ARMAGH — East Wheatfield Township solicitor Tim Burns is walking a fine line and he knows it.
Burns has drafted what he believes to be the state’s toughest residency requirements for Megan’s law designees – but not so tough that it will not survive a court challenge.
Residents of East Wheatfield and neighboring Armagh became stirred up after sexually violent predator Richard Vavro of Butler moved to the borough last month.
East Wheatfield supervisors will consider the residency rules for sex offenders at a meeting at 4 p.m. Oct. 24. Armagh is expected to pass its own rules within weeks.
“We’ve done as much as we can possibly do (legally),” Burns told about 50 residents at a township meeting Friday.

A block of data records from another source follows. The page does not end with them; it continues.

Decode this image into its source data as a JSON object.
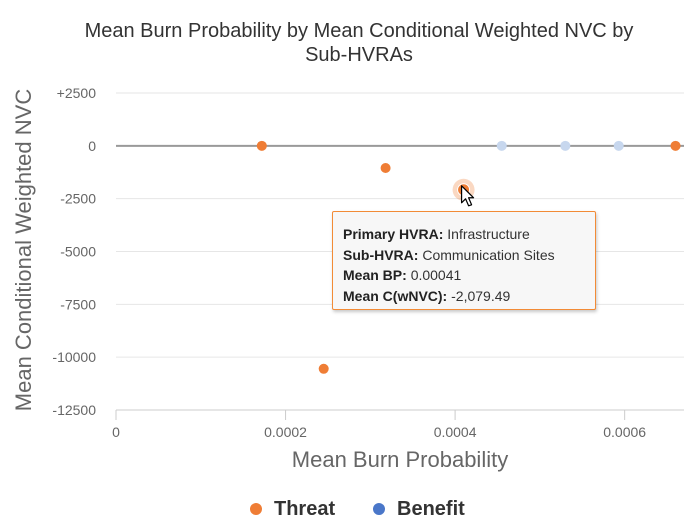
{
  "colors": {
    "threat": "#ef7d35",
    "benefit": "#4a77c9",
    "benefit_faded": "#c7d7ee",
    "grid": "#e6e6e6",
    "zero_line": "#999999",
    "axis_text": "#666666",
    "title_text": "#333333"
  },
  "chart_data": {
    "type": "scatter",
    "title": "Mean Burn Probability by Mean Conditional Weighted NVC by Sub-HVRAs",
    "title_lines": [
      "Mean Burn Probability by Mean Conditional Weighted NVC by",
      "Sub-HVRAs"
    ],
    "xlabel": "Mean Burn Probability",
    "ylabel": "Mean Conditional Weighted NVC",
    "xlim": [
      0,
      0.00067
    ],
    "ylim": [
      -12500,
      2500
    ],
    "x_ticks": [
      {
        "value": 0,
        "label": "0"
      },
      {
        "value": 0.0002,
        "label": "0.0002"
      },
      {
        "value": 0.0004,
        "label": "0.0004"
      },
      {
        "value": 0.0006,
        "label": "0.0006"
      }
    ],
    "y_ticks": [
      {
        "value": 2500,
        "label": "+2500"
      },
      {
        "value": 0,
        "label": "0"
      },
      {
        "value": -2500,
        "label": "-2500"
      },
      {
        "value": -5000,
        "label": "-5000"
      },
      {
        "value": -7500,
        "label": "-7500"
      },
      {
        "value": -10000,
        "label": "-10000"
      },
      {
        "value": -12500,
        "label": "-12500"
      }
    ],
    "grid": true,
    "legend_position": "bottom-center",
    "series": [
      {
        "name": "Threat",
        "points": [
          {
            "x": 0.000172,
            "y": 0
          },
          {
            "x": 0.000245,
            "y": -10550
          },
          {
            "x": 0.000318,
            "y": -1050
          },
          {
            "x": 0.00041,
            "y": -2079.49,
            "highlighted": true
          },
          {
            "x": 0.00066,
            "y": 0
          }
        ]
      },
      {
        "name": "Benefit",
        "points": [
          {
            "x": 0.000455,
            "y": 0
          },
          {
            "x": 0.00053,
            "y": 0
          },
          {
            "x": 0.000593,
            "y": 0
          }
        ]
      }
    ]
  },
  "tooltip": {
    "primary_label": "Primary HVRA:",
    "primary_value": "Infrastructure",
    "sub_label": "Sub-HVRA:",
    "sub_value": "Communication Sites",
    "bp_label": "Mean BP:",
    "bp_value": "0.00041",
    "cw_label": "Mean C(wNVC):",
    "cw_value": "-2,079.49"
  },
  "legend": {
    "items": [
      {
        "label": "Threat",
        "icon": "circle"
      },
      {
        "label": "Benefit",
        "icon": "circle"
      }
    ]
  }
}
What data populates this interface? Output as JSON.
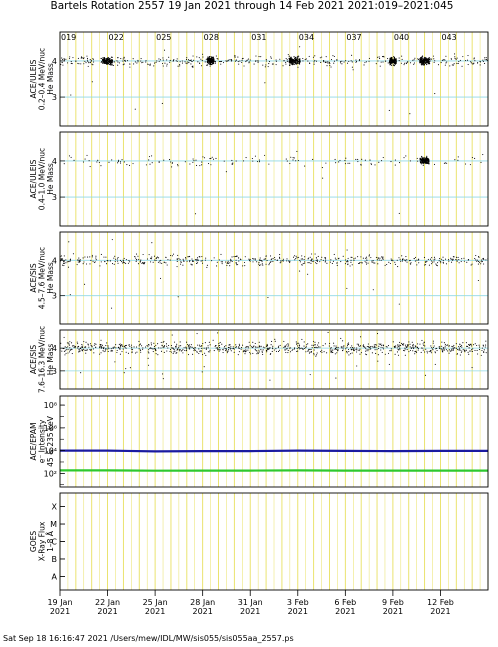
{
  "header": {
    "title": "Bartels Rotation 2557    19 Jan 2021 through 14 Feb 2021    2021:019–2021:045"
  },
  "doy_labels": [
    "019",
    "022",
    "025",
    "028",
    "031",
    "034",
    "037",
    "040",
    "043"
  ],
  "date_labels": [
    {
      "d": "19 Jan",
      "y": "2021"
    },
    {
      "d": "22 Jan",
      "y": "2021"
    },
    {
      "d": "25 Jan",
      "y": "2021"
    },
    {
      "d": "28 Jan",
      "y": "2021"
    },
    {
      "d": "31 Jan",
      "y": "2021"
    },
    {
      "d": "3 Feb",
      "y": "2021"
    },
    {
      "d": "6 Feb",
      "y": "2021"
    },
    {
      "d": "9 Feb",
      "y": "2021"
    },
    {
      "d": "12 Feb",
      "y": "2021"
    }
  ],
  "footer": "Sat Sep 18 16:16:47 2021   /Users/mew/IDL/MW/sis055/sis055aa_2557.ps",
  "colors": {
    "day_line": "#e8e060",
    "mass_ref": "#8fd8e6",
    "flux_blue": "#1a1aa0",
    "flux_green": "#2ec82e",
    "dots": "#000000"
  },
  "chart_data": [
    {
      "type": "scatter",
      "panel": "ACE/ULEIS 0.2–0.4 MeV/nuc",
      "ylabel": [
        "ACE/ULEIS",
        "0.2–0.4 MeV/nuc",
        "He Mass"
      ],
      "yticks": [
        "4",
        "3"
      ],
      "ylim": [
        2.2,
        4.8
      ],
      "xlim": [
        19,
        46
      ],
      "clusters": [
        [
          22.0,
          0.45
        ],
        [
          28.5,
          0.3
        ],
        [
          33.8,
          0.5
        ],
        [
          40.0,
          0.3
        ],
        [
          42.0,
          0.45
        ]
      ],
      "density": 0.55
    },
    {
      "type": "scatter",
      "panel": "ACE/ULEIS 0.4–1.0 MeV/nuc",
      "ylabel": [
        "ACE/ULEIS",
        "0.4–1.0 MeV/nuc",
        "He Mass"
      ],
      "yticks": [
        "4",
        "3"
      ],
      "ylim": [
        2.2,
        4.8
      ],
      "xlim": [
        19,
        46
      ],
      "clusters": [
        [
          42.0,
          0.4
        ]
      ],
      "density": 0.25
    },
    {
      "type": "scatter",
      "panel": "ACE/SIS 4.5–7.6 MeV/nuc",
      "ylabel": [
        "ACE/SIS",
        "4.5–7.6 MeV/nuc",
        "He Mass"
      ],
      "yticks": [
        "4",
        "3"
      ],
      "ylim": [
        2.2,
        4.8
      ],
      "xlim": [
        19,
        46
      ],
      "clusters": [],
      "density": 0.6
    },
    {
      "type": "scatter",
      "panel": "ACE/SIS 7.6–16.3 MeV/nuc",
      "ylabel": [
        "ACE/SIS",
        "7.6–16.3 MeV/nuc",
        "He Mass"
      ],
      "yticks": [
        "4",
        "3"
      ],
      "ylim": [
        2.2,
        4.8
      ],
      "xlim": [
        19,
        46
      ],
      "clusters": [],
      "density": 1.0
    },
    {
      "type": "line",
      "panel": "ACE/EPAM e- Intensity",
      "ylabel": [
        "ACE/EPAM",
        "e⁻ Intensity",
        "45 & 235 keV"
      ],
      "yticks": [
        "10⁸",
        "10⁶",
        "10⁴",
        "10²"
      ],
      "ylim_log10": [
        0.8,
        8.8
      ],
      "xlim": [
        19,
        46
      ],
      "series": [
        {
          "name": "45 keV",
          "color": "#1a1aa0",
          "x": [
            19,
            22,
            25,
            28,
            31,
            34,
            37,
            40,
            43,
            46
          ],
          "y": [
            10000,
            10000,
            8500,
            9000,
            9000,
            10000,
            9500,
            9000,
            9500,
            9500
          ]
        },
        {
          "name": "235 keV",
          "color": "#2ec82e",
          "x": [
            19,
            22,
            25,
            28,
            31,
            34,
            37,
            40,
            43,
            46
          ],
          "y": [
            180,
            180,
            170,
            175,
            175,
            180,
            175,
            175,
            175,
            175
          ]
        }
      ]
    },
    {
      "type": "line",
      "panel": "GOES X-Ray Flux",
      "ylabel": [
        "GOES",
        "X-Ray Flux",
        "1–8 Å"
      ],
      "yticks": [
        "X",
        "M",
        "C",
        "B",
        "A"
      ],
      "xlim": [
        19,
        46
      ],
      "series": []
    }
  ]
}
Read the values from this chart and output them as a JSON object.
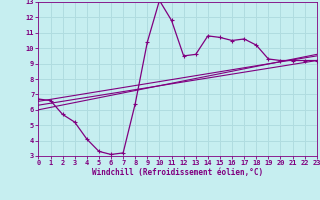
{
  "xlabel": "Windchill (Refroidissement éolien,°C)",
  "xlim": [
    0,
    23
  ],
  "ylim": [
    3,
    13
  ],
  "xticks": [
    0,
    1,
    2,
    3,
    4,
    5,
    6,
    7,
    8,
    9,
    10,
    11,
    12,
    13,
    14,
    15,
    16,
    17,
    18,
    19,
    20,
    21,
    22,
    23
  ],
  "yticks": [
    3,
    4,
    5,
    6,
    7,
    8,
    9,
    10,
    11,
    12,
    13
  ],
  "bg_color": "#c6eef0",
  "line_color": "#800080",
  "grid_color": "#b0dce0",
  "curve1_x": [
    0,
    1,
    2,
    3,
    4,
    5,
    6,
    7,
    8,
    9,
    10,
    11,
    12,
    13,
    14,
    15,
    16,
    17,
    18,
    19,
    20,
    21,
    22,
    23
  ],
  "curve1_y": [
    6.7,
    6.6,
    5.7,
    5.2,
    4.1,
    3.3,
    3.1,
    3.2,
    6.4,
    10.4,
    13.1,
    11.8,
    9.5,
    9.6,
    10.8,
    10.7,
    10.5,
    10.6,
    10.2,
    9.3,
    9.2,
    9.2,
    9.2,
    9.2
  ],
  "curve2_x": [
    0,
    23
  ],
  "curve2_y": [
    6.55,
    9.5
  ],
  "curve3_x": [
    0,
    23
  ],
  "curve3_y": [
    6.3,
    9.2
  ],
  "curve4_x": [
    0,
    23
  ],
  "curve4_y": [
    6.0,
    9.6
  ],
  "tick_fontsize": 5,
  "label_fontsize": 5.5
}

The ordinance would require that the state Board of Probation and Parole notify the township board before a predator moves in so a public hearing could be held.
If it doesn’t, the state could be subject to a $1,000 fine.
“We are not going to be blindsided by this anymore,” supervisors Chairman Ken Umholtz said. “These people are next to impossible to completely cure.”
Sherry Tate – director of the parole board’s Office of Policy, Legislative Affairs and Communications – said she hadn’t heard of the notification proposal and wouldn’t comment on it.
But in an interview from Harrisburg, she said parole agents have the primary responsibility for supervising their parolees.
“Our agents do have the authority to conduct searches of the parolee and the residence approved for him or her to live at,” Tate said.
“In general, the parole agents work with local law enforcement often and, depending on circumstances, may or may not be working on a particular offender,” Tate said. “The board is not required, but we do try to establish relationships with local police.”
She encouraged residents to take a broader view of the problem, suggesting that criminals who are unknown in an area are more dangerous than those who are.
Tate said some terms of parole are public information and other terms are not, depending on who imposes them; whether, for instance, they were imposed by a parole board member as a condition of release or imposed later by a parole agent.
She said her computer couldn’t access Vavro’s file Friday afternoon, and so she couldn’t give terms of his release.
Also Friday, the East Wheatfield board said:
• It would advertise for a code enforcement officer to enforce the soon-to-be-enacted ordinance.
“We need a code enforcement officer, folks,” Umholtz said, “or this (ordinance) isn’t worth the paper it’s written on.”
•n Plans for a community Crime Watch are proceeding.
Board member Roberta Naugle noted that legislators in Harrisburg could stiffen prison sentences and make those released from prison wear GPS bracelets.
“What you can do is write letters to representatives saying you want these bills passed,” she told the crowd.
In addition, residents from the Charles area were concerned that the same landlady who brought Vavro in would bring a sex offender to their town. They circulated a petition against such a move.
“I never thought that somebody in our community would sell our community down the tube,” Umholtz said.
Predators, Burns said, can’t be totally banned from a municipality.
He said he crafted the ordinance to withstand challenge. “I don’t want to have an ordinance that will cause ordinances across the state of Pennsylvania to be struck down,” he said.
“I would hope that the state doesn’t challenge us in court. If they do, I’m confident that it will be upheld,” Burns said.
Umholtz said after the meeting that he is more concerned by a potential challenge from the American Civil Liberties Union than from the state. State officials, he said, are constrained by public opinion.
Vavro, 54, a former medical technician, lives on disability at his Armagh trailer. He served about six years in prison on his sentence of five to 10 years. Even if Armagh passes residency restrictions, Vavro – a convicted child molester – wouldn’t be affected since he already is settled.